Otro espectáculo que tuvo repercusión cultural en ese año 85 fue Salsipuedes, texto de Alberto Restuccia acerca del exterminio de la etnia charrúa en el Uruguay del siglo XIX que el mismo Restuccia montó con Teatro Uno. Marcada en su concepción por la –en ese entonces– extensa vocación vanguardista del grupo, la puesta se dibuja entre pinceladas de "teatro del absurdo", toques grotoskyanos, y alardes –a lo Restuccia simplemente– de neopopulismo histórico. Pero la novedad en cuanto a obras nacionales la constituyó Cómo vestir a un adolescente de Álvaro Ahunchaín, un joven autor en ascenso que se caracterizaba por buscar la innovación en materia escénica. Aunque sus ideas no eran tan "nuevas", sí impactaban a un público demasiado aletargado por puestas que no se desprendían de los marcos convencionales; por eso dieron tanto que hablar –en su caso– el uso de escenarios no frontales o la exigencia de acompañar a los actores a través de diferentes espacios físicos.

Una nueva dramaturgia

Desde el comienzo de los años ochenta, y todavía en plena etapa oscura del país, se perfiló la vitalidad de los nuevos dramaturgos. El punto de partida en la irrupción de estos autores se puede ubicar en 1979, cuando El Circular estrena Las gaviotas no beben petróleo de Carlos Manuel Varela. El autor ya era conocido por La enredadera (de 1970), válida alegoría acerca de la creciente opresión que entonces acechaba a la sociedad uruguaya. En Las gaviotas... lleva al plano teatral la estrategia metafórica –el decir elusivo y alegórico– que ya venía caracterizando en ese tiempo a la poesía y la narrativa que se publicaba en el país. La obra, en tal sentido, puede verse como una lectura en clave más o menos simbólica de realidades más crudas y cotidianas. Su plasmación en el escenario cargó las tintas justamente sobre esos elementos simbólicos que la singularizaban.

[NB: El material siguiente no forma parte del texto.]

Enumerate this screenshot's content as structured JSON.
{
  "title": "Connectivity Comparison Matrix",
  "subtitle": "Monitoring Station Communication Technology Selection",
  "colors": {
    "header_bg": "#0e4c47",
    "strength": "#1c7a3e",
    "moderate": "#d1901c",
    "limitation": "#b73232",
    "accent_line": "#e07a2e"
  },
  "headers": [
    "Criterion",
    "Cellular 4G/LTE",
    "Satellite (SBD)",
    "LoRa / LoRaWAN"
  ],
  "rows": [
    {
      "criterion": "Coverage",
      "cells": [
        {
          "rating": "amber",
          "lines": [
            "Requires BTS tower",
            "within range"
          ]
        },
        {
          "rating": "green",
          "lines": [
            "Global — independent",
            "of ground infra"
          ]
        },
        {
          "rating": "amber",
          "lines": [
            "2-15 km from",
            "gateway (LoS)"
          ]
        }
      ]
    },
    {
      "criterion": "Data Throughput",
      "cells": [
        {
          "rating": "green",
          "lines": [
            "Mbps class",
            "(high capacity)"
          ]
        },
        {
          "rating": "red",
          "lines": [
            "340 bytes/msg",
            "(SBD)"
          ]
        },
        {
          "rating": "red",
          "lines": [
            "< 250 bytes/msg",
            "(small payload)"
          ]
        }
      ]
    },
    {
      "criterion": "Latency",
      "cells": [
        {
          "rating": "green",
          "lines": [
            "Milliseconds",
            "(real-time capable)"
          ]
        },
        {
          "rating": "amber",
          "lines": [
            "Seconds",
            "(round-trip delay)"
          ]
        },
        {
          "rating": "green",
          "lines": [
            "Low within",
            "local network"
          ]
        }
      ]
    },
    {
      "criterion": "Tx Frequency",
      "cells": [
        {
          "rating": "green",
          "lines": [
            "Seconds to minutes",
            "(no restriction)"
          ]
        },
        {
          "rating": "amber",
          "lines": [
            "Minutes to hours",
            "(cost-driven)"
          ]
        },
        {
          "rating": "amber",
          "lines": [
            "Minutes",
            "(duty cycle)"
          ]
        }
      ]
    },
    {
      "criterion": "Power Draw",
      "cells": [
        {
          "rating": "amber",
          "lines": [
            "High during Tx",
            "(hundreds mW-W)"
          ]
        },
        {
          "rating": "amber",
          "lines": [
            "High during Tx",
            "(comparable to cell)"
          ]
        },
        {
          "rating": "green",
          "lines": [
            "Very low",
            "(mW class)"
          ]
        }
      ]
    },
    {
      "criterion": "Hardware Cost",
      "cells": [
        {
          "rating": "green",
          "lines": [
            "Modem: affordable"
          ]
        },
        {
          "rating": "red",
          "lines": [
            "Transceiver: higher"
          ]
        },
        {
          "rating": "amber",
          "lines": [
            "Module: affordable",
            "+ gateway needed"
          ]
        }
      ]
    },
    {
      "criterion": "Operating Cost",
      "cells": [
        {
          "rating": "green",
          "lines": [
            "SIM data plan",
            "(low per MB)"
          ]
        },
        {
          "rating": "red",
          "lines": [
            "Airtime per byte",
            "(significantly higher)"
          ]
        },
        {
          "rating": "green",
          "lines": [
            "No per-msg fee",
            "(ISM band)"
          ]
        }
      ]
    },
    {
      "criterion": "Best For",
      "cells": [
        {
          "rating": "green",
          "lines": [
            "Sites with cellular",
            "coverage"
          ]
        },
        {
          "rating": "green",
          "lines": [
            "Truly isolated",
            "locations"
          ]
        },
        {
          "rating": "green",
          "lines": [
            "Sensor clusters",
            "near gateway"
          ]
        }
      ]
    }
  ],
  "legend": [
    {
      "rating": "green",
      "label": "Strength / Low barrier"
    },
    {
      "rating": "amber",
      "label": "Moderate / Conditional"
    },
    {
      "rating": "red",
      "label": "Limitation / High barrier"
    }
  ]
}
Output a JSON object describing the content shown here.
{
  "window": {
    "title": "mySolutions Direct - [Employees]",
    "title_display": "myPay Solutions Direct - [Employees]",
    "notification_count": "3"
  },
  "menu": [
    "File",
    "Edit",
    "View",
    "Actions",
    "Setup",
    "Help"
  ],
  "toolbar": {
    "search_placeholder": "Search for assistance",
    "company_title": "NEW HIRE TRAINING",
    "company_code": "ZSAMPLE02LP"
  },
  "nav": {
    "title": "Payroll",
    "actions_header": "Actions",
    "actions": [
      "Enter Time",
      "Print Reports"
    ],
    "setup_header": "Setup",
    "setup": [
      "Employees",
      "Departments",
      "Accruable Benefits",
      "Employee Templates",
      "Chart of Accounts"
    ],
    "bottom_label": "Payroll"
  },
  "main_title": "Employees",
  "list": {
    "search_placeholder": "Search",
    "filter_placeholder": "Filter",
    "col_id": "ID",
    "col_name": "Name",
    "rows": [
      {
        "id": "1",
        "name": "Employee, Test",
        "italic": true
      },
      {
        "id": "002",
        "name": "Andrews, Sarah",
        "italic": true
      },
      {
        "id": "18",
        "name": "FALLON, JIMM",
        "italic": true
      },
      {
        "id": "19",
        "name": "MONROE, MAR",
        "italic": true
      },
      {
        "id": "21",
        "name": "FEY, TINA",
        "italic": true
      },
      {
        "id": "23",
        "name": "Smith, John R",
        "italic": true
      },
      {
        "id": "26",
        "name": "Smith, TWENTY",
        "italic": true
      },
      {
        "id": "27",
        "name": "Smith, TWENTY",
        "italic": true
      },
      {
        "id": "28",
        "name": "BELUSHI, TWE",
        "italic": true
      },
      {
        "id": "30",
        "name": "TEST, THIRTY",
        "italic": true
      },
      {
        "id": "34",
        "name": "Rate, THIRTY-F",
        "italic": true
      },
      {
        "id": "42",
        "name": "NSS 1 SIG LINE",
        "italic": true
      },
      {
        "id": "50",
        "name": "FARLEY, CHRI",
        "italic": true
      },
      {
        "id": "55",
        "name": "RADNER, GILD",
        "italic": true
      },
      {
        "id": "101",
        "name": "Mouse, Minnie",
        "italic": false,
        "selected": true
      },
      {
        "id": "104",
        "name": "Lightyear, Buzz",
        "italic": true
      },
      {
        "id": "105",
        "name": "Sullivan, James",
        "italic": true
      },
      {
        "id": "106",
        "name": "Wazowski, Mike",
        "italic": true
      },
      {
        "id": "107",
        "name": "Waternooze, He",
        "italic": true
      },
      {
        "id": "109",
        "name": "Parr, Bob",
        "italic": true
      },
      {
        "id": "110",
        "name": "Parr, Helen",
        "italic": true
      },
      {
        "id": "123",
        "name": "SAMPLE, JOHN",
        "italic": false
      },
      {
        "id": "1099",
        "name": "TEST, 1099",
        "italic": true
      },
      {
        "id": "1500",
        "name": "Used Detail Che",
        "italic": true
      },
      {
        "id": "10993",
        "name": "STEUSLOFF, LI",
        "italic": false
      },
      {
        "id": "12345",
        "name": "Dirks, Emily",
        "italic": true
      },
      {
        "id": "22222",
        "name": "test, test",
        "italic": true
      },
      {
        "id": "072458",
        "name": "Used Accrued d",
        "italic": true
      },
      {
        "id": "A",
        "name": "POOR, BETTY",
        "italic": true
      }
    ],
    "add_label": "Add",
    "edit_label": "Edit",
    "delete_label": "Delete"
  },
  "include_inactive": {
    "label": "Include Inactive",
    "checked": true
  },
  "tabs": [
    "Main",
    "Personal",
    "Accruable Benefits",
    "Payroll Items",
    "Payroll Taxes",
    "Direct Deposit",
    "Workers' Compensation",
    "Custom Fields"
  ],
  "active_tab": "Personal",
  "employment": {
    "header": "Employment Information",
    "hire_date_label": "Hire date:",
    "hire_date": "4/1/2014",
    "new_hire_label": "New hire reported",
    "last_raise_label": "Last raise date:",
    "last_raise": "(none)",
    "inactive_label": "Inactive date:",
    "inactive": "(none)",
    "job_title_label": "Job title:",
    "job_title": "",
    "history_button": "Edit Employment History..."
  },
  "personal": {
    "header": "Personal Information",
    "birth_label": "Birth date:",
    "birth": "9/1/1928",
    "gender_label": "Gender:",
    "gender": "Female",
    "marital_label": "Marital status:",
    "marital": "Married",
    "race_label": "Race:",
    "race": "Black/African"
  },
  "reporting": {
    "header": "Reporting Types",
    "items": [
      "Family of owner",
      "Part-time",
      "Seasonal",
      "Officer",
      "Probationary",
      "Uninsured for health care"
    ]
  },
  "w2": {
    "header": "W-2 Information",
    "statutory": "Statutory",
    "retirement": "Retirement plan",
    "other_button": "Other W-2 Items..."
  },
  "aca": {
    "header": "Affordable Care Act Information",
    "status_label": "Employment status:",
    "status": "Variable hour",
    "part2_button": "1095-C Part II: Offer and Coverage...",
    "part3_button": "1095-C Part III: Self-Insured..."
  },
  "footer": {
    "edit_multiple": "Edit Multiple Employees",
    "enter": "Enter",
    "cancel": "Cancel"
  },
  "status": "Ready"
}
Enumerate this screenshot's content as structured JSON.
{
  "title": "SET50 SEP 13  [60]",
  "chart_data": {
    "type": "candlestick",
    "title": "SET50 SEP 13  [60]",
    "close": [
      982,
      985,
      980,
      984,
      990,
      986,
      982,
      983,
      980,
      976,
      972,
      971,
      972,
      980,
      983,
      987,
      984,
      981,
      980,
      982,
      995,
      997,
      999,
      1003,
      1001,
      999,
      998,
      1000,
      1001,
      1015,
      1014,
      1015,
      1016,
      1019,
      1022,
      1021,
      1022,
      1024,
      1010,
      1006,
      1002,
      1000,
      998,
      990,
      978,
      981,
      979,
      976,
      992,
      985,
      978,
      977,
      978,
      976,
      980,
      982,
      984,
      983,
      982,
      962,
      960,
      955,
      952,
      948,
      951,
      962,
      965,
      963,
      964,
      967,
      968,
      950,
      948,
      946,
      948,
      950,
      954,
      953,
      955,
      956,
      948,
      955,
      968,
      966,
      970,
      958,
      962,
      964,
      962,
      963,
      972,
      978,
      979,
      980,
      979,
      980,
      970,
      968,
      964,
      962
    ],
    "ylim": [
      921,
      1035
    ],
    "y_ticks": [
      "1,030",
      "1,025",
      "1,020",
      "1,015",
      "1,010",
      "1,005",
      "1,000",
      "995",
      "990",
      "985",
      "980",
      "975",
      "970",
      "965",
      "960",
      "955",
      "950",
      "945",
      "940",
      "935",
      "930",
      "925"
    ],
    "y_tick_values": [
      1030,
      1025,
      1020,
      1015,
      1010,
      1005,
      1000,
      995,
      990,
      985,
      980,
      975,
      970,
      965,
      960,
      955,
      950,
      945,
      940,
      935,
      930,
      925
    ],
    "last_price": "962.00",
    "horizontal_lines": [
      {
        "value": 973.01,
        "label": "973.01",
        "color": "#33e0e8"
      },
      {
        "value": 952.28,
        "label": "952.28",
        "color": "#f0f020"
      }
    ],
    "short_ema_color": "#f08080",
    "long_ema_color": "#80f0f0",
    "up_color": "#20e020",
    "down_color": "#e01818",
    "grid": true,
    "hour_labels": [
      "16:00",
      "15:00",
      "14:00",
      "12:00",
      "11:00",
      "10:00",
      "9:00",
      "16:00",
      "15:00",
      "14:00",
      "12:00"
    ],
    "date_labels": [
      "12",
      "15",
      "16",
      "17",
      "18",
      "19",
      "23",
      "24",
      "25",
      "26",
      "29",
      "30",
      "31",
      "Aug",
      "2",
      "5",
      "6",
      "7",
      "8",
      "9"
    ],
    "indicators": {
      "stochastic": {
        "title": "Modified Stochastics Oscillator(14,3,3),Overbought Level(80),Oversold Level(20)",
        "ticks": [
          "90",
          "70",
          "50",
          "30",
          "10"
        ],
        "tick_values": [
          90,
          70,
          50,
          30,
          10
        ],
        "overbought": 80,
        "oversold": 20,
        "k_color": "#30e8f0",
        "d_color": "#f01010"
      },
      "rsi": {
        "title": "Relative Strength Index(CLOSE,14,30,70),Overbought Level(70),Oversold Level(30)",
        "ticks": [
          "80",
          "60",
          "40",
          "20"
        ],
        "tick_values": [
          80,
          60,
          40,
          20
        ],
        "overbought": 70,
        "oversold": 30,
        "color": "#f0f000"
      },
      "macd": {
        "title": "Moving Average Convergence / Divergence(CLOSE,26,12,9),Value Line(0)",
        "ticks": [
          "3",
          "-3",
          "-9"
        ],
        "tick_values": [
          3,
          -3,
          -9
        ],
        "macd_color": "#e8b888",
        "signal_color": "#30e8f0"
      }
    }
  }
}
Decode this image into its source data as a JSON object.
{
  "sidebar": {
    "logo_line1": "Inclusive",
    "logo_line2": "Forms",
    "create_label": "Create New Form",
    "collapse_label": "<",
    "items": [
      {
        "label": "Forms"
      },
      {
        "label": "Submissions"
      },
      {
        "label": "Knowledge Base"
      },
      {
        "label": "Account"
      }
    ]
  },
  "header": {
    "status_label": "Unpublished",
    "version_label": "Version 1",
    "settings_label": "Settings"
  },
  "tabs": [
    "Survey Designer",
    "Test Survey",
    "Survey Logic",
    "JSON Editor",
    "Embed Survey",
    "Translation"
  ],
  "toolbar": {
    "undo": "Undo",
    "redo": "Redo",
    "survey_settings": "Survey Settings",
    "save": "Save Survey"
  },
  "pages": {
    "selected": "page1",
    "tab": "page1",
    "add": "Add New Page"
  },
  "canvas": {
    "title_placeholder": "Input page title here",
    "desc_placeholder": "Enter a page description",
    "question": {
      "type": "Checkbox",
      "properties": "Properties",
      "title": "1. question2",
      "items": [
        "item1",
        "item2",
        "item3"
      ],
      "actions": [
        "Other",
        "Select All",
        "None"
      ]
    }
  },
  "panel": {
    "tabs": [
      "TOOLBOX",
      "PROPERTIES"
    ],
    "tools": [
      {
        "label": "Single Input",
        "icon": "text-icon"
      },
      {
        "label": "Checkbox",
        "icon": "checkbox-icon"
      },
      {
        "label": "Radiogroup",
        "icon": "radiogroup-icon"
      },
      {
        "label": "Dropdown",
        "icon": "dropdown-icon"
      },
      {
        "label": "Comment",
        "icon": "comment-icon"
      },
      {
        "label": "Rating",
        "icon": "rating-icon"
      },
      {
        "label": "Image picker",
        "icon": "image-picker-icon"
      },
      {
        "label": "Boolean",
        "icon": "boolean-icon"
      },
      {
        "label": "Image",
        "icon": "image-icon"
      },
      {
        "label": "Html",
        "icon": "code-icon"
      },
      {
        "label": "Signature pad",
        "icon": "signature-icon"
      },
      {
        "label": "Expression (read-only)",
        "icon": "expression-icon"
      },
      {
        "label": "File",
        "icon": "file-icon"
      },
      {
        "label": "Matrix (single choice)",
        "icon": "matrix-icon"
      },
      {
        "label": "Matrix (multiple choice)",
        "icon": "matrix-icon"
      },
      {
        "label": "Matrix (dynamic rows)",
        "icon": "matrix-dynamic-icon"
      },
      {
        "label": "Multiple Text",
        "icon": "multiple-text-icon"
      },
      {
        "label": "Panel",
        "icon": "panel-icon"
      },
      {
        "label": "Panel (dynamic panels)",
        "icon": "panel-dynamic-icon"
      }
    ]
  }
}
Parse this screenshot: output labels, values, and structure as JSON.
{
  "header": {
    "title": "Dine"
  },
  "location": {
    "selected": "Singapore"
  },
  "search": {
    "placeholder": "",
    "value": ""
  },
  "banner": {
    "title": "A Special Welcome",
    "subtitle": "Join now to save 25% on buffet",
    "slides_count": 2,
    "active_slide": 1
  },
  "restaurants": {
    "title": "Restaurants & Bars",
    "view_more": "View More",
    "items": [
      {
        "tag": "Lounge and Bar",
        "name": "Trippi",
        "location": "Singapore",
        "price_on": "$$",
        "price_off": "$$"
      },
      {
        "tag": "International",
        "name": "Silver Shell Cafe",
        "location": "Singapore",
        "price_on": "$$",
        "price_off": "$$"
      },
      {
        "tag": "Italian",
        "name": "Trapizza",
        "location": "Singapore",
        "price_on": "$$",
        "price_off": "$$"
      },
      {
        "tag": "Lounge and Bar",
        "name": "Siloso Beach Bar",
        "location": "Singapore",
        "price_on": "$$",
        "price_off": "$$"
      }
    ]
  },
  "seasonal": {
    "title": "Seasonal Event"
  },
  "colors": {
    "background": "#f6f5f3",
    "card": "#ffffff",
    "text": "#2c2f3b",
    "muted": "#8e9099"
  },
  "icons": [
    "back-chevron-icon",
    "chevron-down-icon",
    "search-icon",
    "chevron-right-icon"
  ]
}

Ese mismo año, también en El Circular, se pone en escena El mono y su sombra, del joven autor Yharo Sosa. En esta pieza –cuyo texto original resultó más que nada el elemento base para una mayor elaboración, responsabilidad del director Carlos Aguilera– la imagen es mucho más explícita, a través del contrapunto entre un preso y su visitante. Fue corporeizada en medio de un escenario no convencional y despojado, con los mínimos elementos escenográficos y ambientales, recalcándose así la esencia dramática del conflicto que presentaba.

En 1980 se estrenó en la sala de la Alianza Francesa El huésped vacío, de Ricardo Prieto, con actuaciones de Enrique Guarnero y Luis Cerminara. El autor había dado a conocer años antes – en 1971 y en Sala Verdi, con elenco de la Comedia Nacional– una primera versión de esta pieza titulada La salvación. La reescritura mejoró un texto que ya era sólido, y lo transformó en la más fuerte y bien estructurada obra nacional estrenada por esos años, apuntalado además por una concreción escénica que aprovechó con certeza las virtudes del teatro de la Alianza Francesa, potenciando en la recreación la atmósfera crecientemente opresiva de la obra de Prieto. Hay una metáfora por cierto –en ese misterioso huésped que poco a poco se va tornando invasor y agobiante para quienes lo acogen en su casa– que podía aludir a la situación que se vivía en esos momentos. Pero va más allá: a lo existencial, a lo cósmico, a lo universal. Y lo hace mediante personajes ricos e intensos, sometidos a una bien lograda y creciente tensión dramática. Buena estructura y ritmo, diálogos precisos y esencialmente teatrales, profundidad conceptual. Comparadas con El huésped vacío, el resto de las piezas uruguayas del período –incluyendo las exitosas El herrero y la muerte de Curi-Rein, y Doña Ramona de Víctor Manuel Leites– apenas superan la condición de libretos escénicos.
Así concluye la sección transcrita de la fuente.